One of the first scenes in which the reader is met with a character’s hospitality is when the goddess Athena appears to Telemachus, the only son of Odysseus, in the form of a man named Mentes who was a long time friend of Odysseus. 

“Daydreaming so as he sat among the suitors, he glimpsed Athena now and straight to the porch he went, mortified that a guest might still be standing at the doors. Pausing beside her there, he clasped her right hand and relieving her at once of her long bronze spear, met her with winged words: “Greetings, stranger! Here in our house you’ll find a royal welcome. Have supper first, then tell us what you need.” (Page 81, lines 38 – 46.)

This section shows perfectly the way in which a guest was supposed to be treated upon arrival at someone’s house.
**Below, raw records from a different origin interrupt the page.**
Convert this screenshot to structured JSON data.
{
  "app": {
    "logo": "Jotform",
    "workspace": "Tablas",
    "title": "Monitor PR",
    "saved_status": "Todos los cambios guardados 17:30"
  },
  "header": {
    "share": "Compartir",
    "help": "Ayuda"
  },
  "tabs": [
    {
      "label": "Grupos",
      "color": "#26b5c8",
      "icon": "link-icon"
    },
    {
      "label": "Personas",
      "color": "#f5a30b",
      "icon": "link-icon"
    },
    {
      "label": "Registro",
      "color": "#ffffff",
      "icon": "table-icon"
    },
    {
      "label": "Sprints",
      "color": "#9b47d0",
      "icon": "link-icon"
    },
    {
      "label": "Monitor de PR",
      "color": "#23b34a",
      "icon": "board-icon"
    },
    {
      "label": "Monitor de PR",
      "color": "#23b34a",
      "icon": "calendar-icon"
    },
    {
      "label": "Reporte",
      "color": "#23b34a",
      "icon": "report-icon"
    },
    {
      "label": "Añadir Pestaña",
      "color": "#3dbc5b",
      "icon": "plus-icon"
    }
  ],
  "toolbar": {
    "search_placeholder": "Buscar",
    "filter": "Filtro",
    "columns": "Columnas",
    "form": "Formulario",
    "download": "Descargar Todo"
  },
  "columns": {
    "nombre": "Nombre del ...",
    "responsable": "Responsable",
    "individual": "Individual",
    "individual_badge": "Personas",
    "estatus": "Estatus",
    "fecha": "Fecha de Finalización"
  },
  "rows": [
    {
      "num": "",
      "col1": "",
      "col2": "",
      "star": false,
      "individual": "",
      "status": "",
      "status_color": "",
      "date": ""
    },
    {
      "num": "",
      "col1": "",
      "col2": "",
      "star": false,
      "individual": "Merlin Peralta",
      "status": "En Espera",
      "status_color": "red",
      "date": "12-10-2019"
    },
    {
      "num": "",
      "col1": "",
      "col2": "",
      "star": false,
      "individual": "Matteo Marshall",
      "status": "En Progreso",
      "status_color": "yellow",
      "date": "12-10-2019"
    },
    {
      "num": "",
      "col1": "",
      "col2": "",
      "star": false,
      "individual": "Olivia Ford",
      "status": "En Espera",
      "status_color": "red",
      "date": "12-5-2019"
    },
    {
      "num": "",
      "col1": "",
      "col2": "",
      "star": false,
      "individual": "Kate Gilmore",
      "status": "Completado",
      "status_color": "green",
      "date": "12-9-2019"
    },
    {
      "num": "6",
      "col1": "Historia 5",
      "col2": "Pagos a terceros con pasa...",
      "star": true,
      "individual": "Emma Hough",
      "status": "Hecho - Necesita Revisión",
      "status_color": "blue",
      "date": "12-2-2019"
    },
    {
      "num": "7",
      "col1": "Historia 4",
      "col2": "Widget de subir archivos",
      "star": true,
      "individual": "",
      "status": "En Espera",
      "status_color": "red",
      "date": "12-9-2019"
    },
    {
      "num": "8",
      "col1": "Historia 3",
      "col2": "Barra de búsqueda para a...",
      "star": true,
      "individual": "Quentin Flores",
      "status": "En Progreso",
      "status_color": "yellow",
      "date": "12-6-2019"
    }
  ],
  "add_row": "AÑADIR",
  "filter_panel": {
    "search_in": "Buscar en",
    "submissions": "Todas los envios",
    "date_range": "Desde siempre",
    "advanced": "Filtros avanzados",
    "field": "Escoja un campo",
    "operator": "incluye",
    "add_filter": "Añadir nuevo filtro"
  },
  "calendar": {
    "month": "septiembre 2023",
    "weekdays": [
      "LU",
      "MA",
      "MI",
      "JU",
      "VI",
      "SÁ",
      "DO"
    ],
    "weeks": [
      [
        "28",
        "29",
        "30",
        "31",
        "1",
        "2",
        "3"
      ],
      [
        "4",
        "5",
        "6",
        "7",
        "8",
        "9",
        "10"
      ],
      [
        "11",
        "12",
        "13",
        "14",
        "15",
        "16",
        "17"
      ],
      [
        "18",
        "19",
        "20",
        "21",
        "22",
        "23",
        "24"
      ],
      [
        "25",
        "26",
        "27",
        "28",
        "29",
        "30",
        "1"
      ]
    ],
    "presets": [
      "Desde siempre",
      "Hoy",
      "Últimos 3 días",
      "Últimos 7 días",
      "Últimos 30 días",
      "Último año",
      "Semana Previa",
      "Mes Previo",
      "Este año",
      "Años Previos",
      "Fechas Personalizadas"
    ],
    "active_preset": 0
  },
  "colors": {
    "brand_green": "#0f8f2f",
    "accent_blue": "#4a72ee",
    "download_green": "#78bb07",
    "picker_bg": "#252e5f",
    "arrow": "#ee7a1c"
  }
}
They were to be welcomed and shown inside, given a meal, perhaps a bath as well as fresh robes, and then afterwards be asked who they were, where they were from, and so on. Asking someone of their status or name prior to offering them a meal or lodging was seen as giving favoritism to more well to do travelers rather than an equal treatment to all. 

The second example is one that shows perfectly the fact that people could and did indeed take advantage of and abuse the generosity and hospitality of guests. One of the first conflicts to arise in the book is the problem of the suitors who have permanently moved into the house of Odysseus and Telemachus, who have made it their goal to woo the heart of Penelope because everyone is sure that Odysseus has indeed been killed in the streets of Troy. The suitors give a wonderful example of the abuse of hospitality. 

“There she found the swaggering suitors, just then amusing themselves with rolling dice before doors, lounging on hides of oxen they had killed themselves. While heralds and brisk attendants bustled round them, some at mixing-bowls, mulling wine and water, others wiping the tables down with sopping sponges.” (Page 81, lines 124, 131.)

“Dear stranger, would you be shocked by what I say? Look at them over there, Not a care in the world, just lyers and tunes! It’s easy for them, all right, they feed on another’s goods and go scot-free, a man whose white bones lie strewn in the rain somewhere, rotting away on land or rolling down the ocean salty swells. But that man – if they caught sight of him home in Ithaca, by god they’d pray to be faster on their feet than richer in bars of gold and heavy robes.” (Page 82, lines 184 – 192.)

The suitors remain in Odysseus’ house for the remainder of the story, until the last few books of The Odyssey when Odysseus returns to find his home overrun with men after his own beloved wife, whom he then defeats. The story closes with a scene of the god Herems leading the souls of the suitors to the underworld. This ending is one that would have been shocking to many of the original listeners of Homer’s epic. The idea of forcing a guest to leave, even one that abuses your generosity, was a thought as foreign to many in the time of Homer as the idea of Monotheism. 

Hospitality is by far one of the most prominent themes in Homer’s The Odyssey. The instances in which this lavish hospitality is shown give us in the twenty-first century a way to peer into the everyday cultures and traditions in ancient Greece, surrounding both the ideas of hospitality and generosity toward strangers.